The song, “Man I Used to Be,” is apparently about Michael Jackson and k-os himself. It describes the struggle of a man trying to be more like the man he used to be (duh). k-os has shied away from the limelight recently, until releasing an EP called, “Boshido,” this year with the help of Kaytranada.
Green was kicked out of his home as a teenager after getting caught listening to famous artist Jackie Wilson. He then lived with a sex worker and began using recreational drugs. As an artist, he had trouble finding his own unique voice, instead drawing inspiration from Jackie Wilson, Sam Cooke, and James Brown.
“Love and Happiness,” was said to be pulled from a, “raw and gritty need.” Green also stated that the song felt like mixing explosive chemicals; everything had to be added at just the right time and the right dose. I’d say he nailed it.

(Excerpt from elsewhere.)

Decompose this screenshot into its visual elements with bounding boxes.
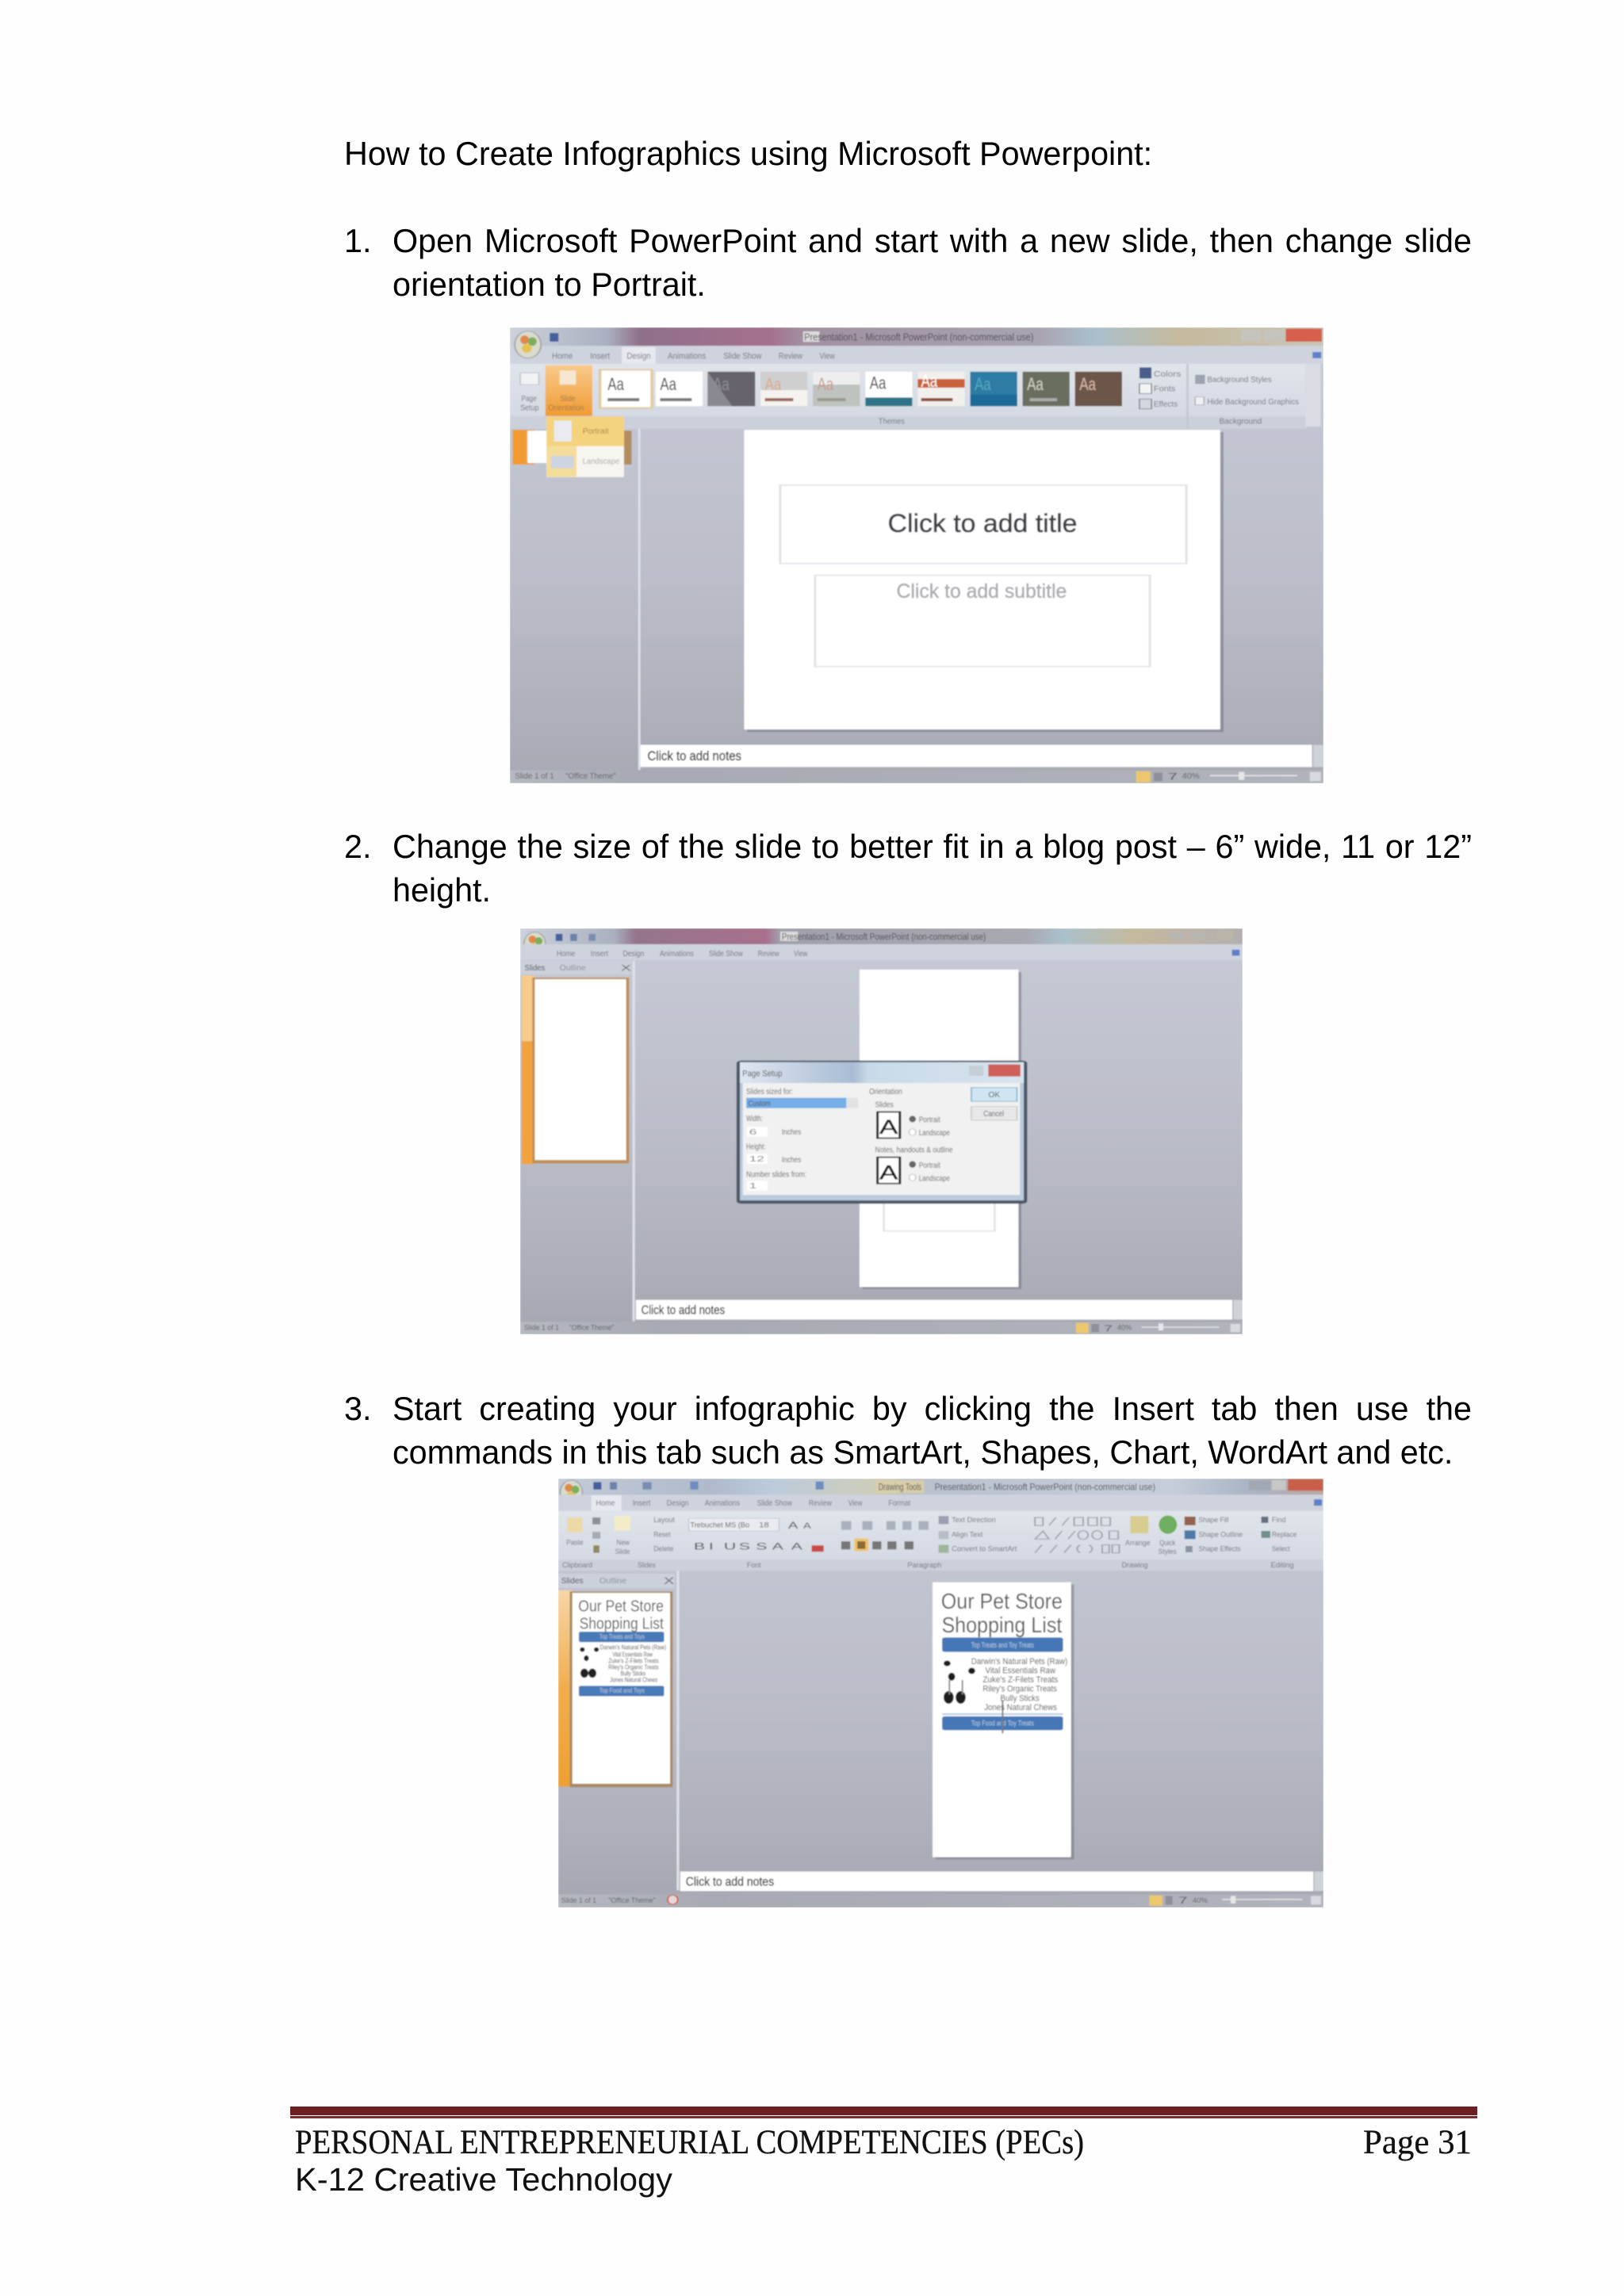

Redding was forced to quit school at age fifteen. His father was diagnosed with tuberculosis and his mother wasn’t able to support the family with just her singular income.
Somehow, he found a way to get his name out there, and recorded, “Sittin’ On the Dock of the Bay,” just days before dying in a tragic plane crash. The song was written on a rented houseboat in California. Originally, Redding had planned to record a final version in the coming days, but sadly didn’t have a chance to do so. In the proposed final version, he was going to end the song with an ad-libbed rap that faded out similarly to how the song ends today. But in the last recording, he forgot to rap and decided to whistle instead, leaving us with the iconic ending we know today.